Tel un chien, mon nez est sur-stimulé. Je n'en finis plus de prendre des grandes respirations. Inlassablement.

Invariablement, les parfums sont plus forts après la rosée, le soir ou à l'aube. De même qu'après la pluie. Tout est amplifié. Bonifié.

À chaque bouffée, j'essaie de mémoriser l'odeur. D'enfermer 1000 épinettes et autant d’autres parfums subtils dans mon nez. En vain. 

Je plains ma petite nièce (mon p'tit chat) qui ne sent rien… 

Au fur et à mesure que je quitte la ville pour me rendre en Estrie, je me fais prendre au jeu. Parce que j’ai oublié. Puis, je suis happée soudainement par l'odeur de la nature. Immanquablement. Il suffit que les fenêtres de la voiture soient ouvertes pour que je que je succombe. 

Pour en tirer le maximum de plaisir, il faut généralement délaisser l'autoroute 10. Et emprunter des routes un peu plus tranquilles. Sinueuses. Qui passent par un cours d'eau. Près d'une montagne. D'un champ de fleurs. 

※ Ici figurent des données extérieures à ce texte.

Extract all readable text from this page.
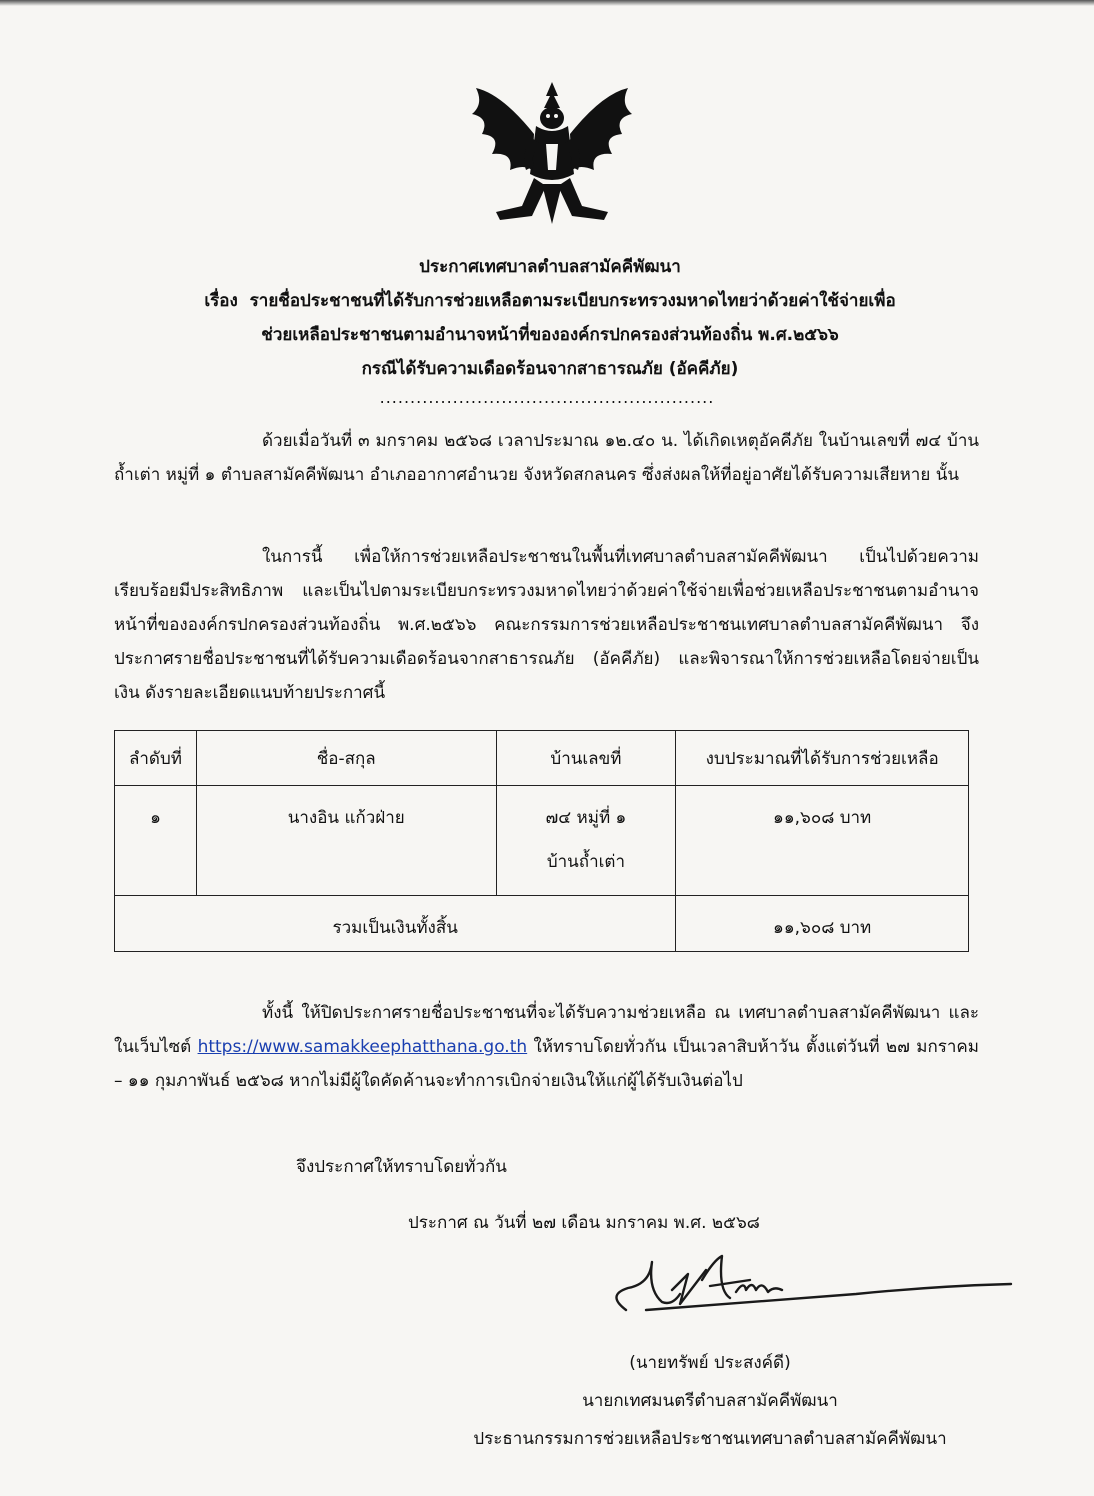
ประกาศเทศบาลตำบลสามัคคีพัฒนา
เรื่อง รายชื่อประชาชนที่ได้รับการช่วยเหลือตามระเบียบกระทรวงมหาดไทยว่าด้วยค่าใช้จ่ายเพื่อ
ช่วยเหลือประชาชนตามอำนาจหน้าที่ขององค์กรปกครองส่วนท้องถิ่น พ.ศ.๒๕๖๖
กรณีได้รับความเดือดร้อนจากสาธารณภัย (อัคคีภัย)
.......................................................
ด้วยเมื่อวันที่ ๓ มกราคม ๒๕๖๘ เวลาประมาณ ๑๒.๔๐ น. ได้เกิดเหตุอัคคีภัย ในบ้านเลขที่ ๗๔ บ้านถ้ำเต่า หมู่ที่ ๑ ตำบลสามัคคีพัฒนา อำเภออากาศอำนวย จังหวัดสกลนคร ซึ่งส่งผลให้ที่อยู่อาศัยได้รับความเสียหาย นั้น
ในการนี้ เพื่อให้การช่วยเหลือประชาชนในพื้นที่เทศบาลตำบลสามัคคีพัฒนา เป็นไปด้วยความเรียบร้อยมีประสิทธิภาพ และเป็นไปตามระเบียบกระทรวงมหาดไทยว่าด้วยค่าใช้จ่ายเพื่อช่วยเหลือประชาชนตามอำนาจหน้าที่ขององค์กรปกครองส่วนท้องถิ่น พ.ศ.๒๕๖๖ คณะกรรมการช่วยเหลือประชาชนเทศบาลตำบลสามัคคีพัฒนา จึงประกาศรายชื่อประชาชนที่ได้รับความเดือดร้อนจากสาธารณภัย (อัคคีภัย) และพิจารณาให้การช่วยเหลือโดยจ่ายเป็นเงิน ดังรายละเอียดแนบท้ายประกาศนี้
ลำดับที่	ชื่อ-สกุล	บ้านเลขที่	งบประมาณที่ได้รับการช่วยเหลือ
๑	นางอิน แก้วฝ่าย	๗๔ หมู่ที่ ๑
บ้านถ้ำเต่า	๑๑,๖๐๘ บาท
รวมเป็นเงินทั้งสิ้น			๑๑,๖๐๘ บาท
ทั้งนี้ ให้ปิดประกาศรายชื่อประชาชนที่จะได้รับความช่วยเหลือ ณ เทศบาลตำบลสามัคคีพัฒนา และในเว็บไซต์ https://www.samakkeephatthana.go.th ให้ทราบโดยทั่วกัน เป็นเวลาสิบห้าวัน ตั้งแต่วันที่ ๒๗ มกราคม – ๑๑ กุมภาพันธ์ ๒๕๖๘ หากไม่มีผู้ใดคัดค้านจะทำการเบิกจ่ายเงินให้แก่ผู้ได้รับเงินต่อไป
จึงประกาศให้ทราบโดยทั่วกัน
ประกาศ ณ วันที่ ๒๗ เดือน มกราคม พ.ศ. ๒๕๖๘
(นายทรัพย์ ประสงค์ดี)
นายกเทศมนตรีตำบลสามัคคีพัฒนา
ประธานกรรมการช่วยเหลือประชาชนเทศบาลตำบลสามัคคีพัฒนา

Parfois, l’odeur enivrante ne dure qu’une fraction d’une seconde. Je dois revenir sur mes pas pour prendre une deuxième respiration. Tant l’effluve se répand à un endroit précis seulement.

Inévitablement, je pense au Labrador décédé de ma sœur. Qui hurlait d'impatience lorsqu'elle allait le mener en pension à Saint-Bernard-de-Lacolle. Étendu calmement sur le siège arrière pendant la première partie du trajet, il se mettait à s'énerver à quelques kilomètres de la sortie 6. Parce que sa truffe se mettait à sentir des odeurs. À lui rappeler des souvenirs.

Chopin se faisait suppliant à mesure qu'elle approchait de la pension. Et devenait insupportable dans la voiture. Tant il pleurait en s’agitant dans tous les sens. Impossible de le retenir dans ces moments-là.

Si je me réincarne dans une autre vie, j’imagine facilement que je pourrais être un chien.